Wherever my career goes, you will have been with me from the beginning!  YOU may call me Peggy whether we have met yet or not.

So, let me tell you, torch-bearers, a little about myself.  I write fiction, predominantly women’s fiction, with romantic elements and dark underpinnings.  I like characters with strong voices and deeply-felt emotions.  Meaningful themes and character growth are important to me and a plot will not draw me in without opportunities for them.  I love distinct, unique backdrops.  For me, Water for Elephants by Sara Gruen is nearly the perfect commercial-literary cross novel, bit heavier on commercial.  I adore what I call "book club light" reads (literary but not overly dark plots), but the tension that I hope I've created in my current work is along the lines of Water for Elephants in hopefully an equally interesting setting (an inner city playhouse).  In whatever I write, I aspire to give my readers the same page-turning need that Sara Gruen gave me.

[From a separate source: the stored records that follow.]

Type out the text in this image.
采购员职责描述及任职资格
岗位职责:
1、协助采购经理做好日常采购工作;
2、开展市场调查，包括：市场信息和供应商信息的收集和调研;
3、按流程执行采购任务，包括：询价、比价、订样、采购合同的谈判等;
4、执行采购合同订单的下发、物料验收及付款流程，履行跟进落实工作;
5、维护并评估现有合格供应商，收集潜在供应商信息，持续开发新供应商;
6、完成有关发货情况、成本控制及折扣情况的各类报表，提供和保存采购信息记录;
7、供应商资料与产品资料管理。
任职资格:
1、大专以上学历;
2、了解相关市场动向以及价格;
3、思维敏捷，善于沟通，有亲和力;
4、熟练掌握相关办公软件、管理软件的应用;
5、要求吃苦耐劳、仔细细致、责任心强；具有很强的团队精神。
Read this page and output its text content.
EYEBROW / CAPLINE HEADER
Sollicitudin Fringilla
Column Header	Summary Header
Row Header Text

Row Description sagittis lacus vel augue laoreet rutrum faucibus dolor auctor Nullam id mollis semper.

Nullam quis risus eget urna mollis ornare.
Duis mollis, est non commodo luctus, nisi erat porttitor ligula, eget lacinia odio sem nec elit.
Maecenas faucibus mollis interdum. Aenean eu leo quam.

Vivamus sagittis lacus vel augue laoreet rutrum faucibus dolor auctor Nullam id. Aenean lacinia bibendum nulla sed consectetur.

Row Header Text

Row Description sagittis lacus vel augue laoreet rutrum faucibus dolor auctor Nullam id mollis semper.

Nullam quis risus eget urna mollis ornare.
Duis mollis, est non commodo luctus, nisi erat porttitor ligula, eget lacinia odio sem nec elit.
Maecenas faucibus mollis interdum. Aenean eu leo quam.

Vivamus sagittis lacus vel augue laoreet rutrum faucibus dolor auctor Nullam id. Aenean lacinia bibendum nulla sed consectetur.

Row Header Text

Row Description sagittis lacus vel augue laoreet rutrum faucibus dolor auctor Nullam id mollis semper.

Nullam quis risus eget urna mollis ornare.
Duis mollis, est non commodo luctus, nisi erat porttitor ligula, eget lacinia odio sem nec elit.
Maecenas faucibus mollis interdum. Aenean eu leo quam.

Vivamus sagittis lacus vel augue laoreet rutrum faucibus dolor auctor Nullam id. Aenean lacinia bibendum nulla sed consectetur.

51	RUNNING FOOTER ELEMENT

I have never experienced anything, save from true love, that takes me to the nary depths of despair and also to gravity-defying heights of jubilation the way writing does.  When my husband brought home my first book, spiral bound and printed at Kinko’s with nothing but a clear vinyl cover, I had honestly never seen anything so beautiful in my life.  Well, fifth most beautiful.  :)  My children take top honors.  

I can write because I read.  I joined goodreads.com today and am thrilled with the recommendations it has already made for me.  Check it out.  It is a very easy, friendly site.  I can’t imagine anyone who wouldn’t like it.  Friend/follow me, if you’d like (M. M. Finck).

Thank you for landing here today.  I hope that you come back often.  I will try post something regularly.  Hopefully, not this long.  :)  I hope you are well.